It’s the story…of a real estate sale gone wrong! 11222 Dilling Street in Studio City, California—also known as the Brady Bunch House—arrived on the market for the first time in almost 50 years. Although it lasted just 20 days on the market, the sale of the historic sitcom locale managed to create quite a bit of drama.
A Lovely Property?
Sitting on a 12,500 square foot lot, the property features a lush private yard and garden near the Los Angeles River. The home has two master suites—one on each floor—with a total of three beds and three baths. The interior is done up in wood paneling, wall-to-wall carpets, and plenty of tacky wallpaper. While most buyers would ordinarily be turned off by the dated, 1970s décor, this particular home is the nostalgia jackpot.
That’s because the house was used for the exteriors of the iconic TV show The Brady Bunch.
A Pop Star Makes an Offer
Although the home was originally offered at $1.3 million, the price quickly skyrocketed when Lance Bass of ‘N Sync fame entered the fray. He put in an offer “way over asking price” and felt secure that the home would be his. “This was a dream come true for me,” Bass shared on an Instagram post. “I spent the night celebrating amongst friends, family, and fans alike.”

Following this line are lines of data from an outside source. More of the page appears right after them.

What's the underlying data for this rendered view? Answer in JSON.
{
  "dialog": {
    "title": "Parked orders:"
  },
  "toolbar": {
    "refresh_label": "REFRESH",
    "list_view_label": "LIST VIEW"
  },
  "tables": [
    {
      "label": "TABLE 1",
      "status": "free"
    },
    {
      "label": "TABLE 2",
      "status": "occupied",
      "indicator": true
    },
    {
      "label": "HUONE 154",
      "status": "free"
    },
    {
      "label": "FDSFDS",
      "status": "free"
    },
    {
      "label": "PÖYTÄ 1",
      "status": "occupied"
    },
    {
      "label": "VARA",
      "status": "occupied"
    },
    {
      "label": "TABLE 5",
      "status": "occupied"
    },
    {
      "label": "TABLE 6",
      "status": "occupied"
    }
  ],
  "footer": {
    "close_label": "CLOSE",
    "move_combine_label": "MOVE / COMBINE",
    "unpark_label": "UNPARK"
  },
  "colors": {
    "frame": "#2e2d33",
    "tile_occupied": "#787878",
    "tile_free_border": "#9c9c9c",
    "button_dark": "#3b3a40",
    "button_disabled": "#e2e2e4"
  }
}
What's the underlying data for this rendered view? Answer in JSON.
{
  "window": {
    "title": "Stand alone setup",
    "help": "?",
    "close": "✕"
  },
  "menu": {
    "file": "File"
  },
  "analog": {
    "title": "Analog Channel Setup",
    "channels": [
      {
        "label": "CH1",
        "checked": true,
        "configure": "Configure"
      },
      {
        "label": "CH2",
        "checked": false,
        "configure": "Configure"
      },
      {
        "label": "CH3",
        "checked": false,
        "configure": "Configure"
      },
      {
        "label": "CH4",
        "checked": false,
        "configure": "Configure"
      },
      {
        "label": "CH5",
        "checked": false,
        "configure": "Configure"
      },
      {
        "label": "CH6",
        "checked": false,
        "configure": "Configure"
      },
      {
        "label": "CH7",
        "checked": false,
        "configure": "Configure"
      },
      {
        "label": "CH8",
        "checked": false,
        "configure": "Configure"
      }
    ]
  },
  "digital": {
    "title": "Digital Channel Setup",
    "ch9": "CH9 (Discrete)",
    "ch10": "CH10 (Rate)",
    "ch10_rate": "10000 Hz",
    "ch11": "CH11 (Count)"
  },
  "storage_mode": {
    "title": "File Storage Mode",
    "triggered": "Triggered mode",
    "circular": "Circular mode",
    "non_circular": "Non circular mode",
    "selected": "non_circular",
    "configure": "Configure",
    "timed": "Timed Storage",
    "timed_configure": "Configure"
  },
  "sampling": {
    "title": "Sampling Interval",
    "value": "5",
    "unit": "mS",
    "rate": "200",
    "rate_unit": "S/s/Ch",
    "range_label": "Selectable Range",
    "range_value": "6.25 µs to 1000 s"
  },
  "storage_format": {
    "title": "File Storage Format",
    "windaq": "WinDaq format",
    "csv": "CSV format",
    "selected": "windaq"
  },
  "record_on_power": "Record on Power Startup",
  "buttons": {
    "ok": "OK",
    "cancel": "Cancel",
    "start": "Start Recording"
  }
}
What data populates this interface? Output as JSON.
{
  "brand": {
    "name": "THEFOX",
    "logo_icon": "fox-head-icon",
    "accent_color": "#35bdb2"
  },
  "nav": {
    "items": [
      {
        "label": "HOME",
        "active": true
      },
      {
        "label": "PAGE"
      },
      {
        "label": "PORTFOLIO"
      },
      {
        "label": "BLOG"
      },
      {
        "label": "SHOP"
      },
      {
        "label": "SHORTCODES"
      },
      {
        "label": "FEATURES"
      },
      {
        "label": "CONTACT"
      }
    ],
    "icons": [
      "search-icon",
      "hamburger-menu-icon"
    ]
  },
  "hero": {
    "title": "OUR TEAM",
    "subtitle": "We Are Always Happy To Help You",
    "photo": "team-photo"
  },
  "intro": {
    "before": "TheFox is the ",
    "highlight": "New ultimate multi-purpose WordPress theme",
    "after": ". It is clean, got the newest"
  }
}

The pop star claims that the listing agent, Ernie Carswell of the Douglass Elliman agency, told him he’d made the winning bid. But the story doesn’t stop there.
Bass claims that the next day, Carswell had bad news. It was time to say “bye bye bye” to his dream home. That’s because HGTV made an offer the agent apparently couldn’t refuse.
Bass once more took to Instagram to complain to his nearly half a million followers. “How is this fair or legal?? How can I compete with a billion dollar corporate entity? I truly believe I was used to drive up the price of the home knowing very well that this corporation intended on making their offer and it’s not a good feeling.”
Douglas Elliman issued this statement in response to the very public complaints: “While we appreciate Mr. Bass and his enthusiasm for the Dilling Street property, tremendous interest in the house required a sealed, best and final bid. Our fiduciary obligation is to the seller, who decided to go with the highest, most qualified buyer. We wish Mr. Bass the best of luck in future real estate endeavors.”
Don’t Count Your Chickens
So what went wrong? First, Bass shouldn’t have celebrated before the paperwork was signed. Under California law, a verbal agreement isn’t binding. The seller must sign the buyer’s offer and communicate that acceptance to the buyer in writing. If Bass didn’t have those documents in hand, then there was nothing shady about Carswell presenting a better offer to the seller even though the stated deadline had passed for bidding.
Technically, Bass could have told his real estate agent to match any offer for the home, but that’s not at all a common practice. The pop star might be disappointed, but unfortunately for him, it seems that everything was above board on this deal.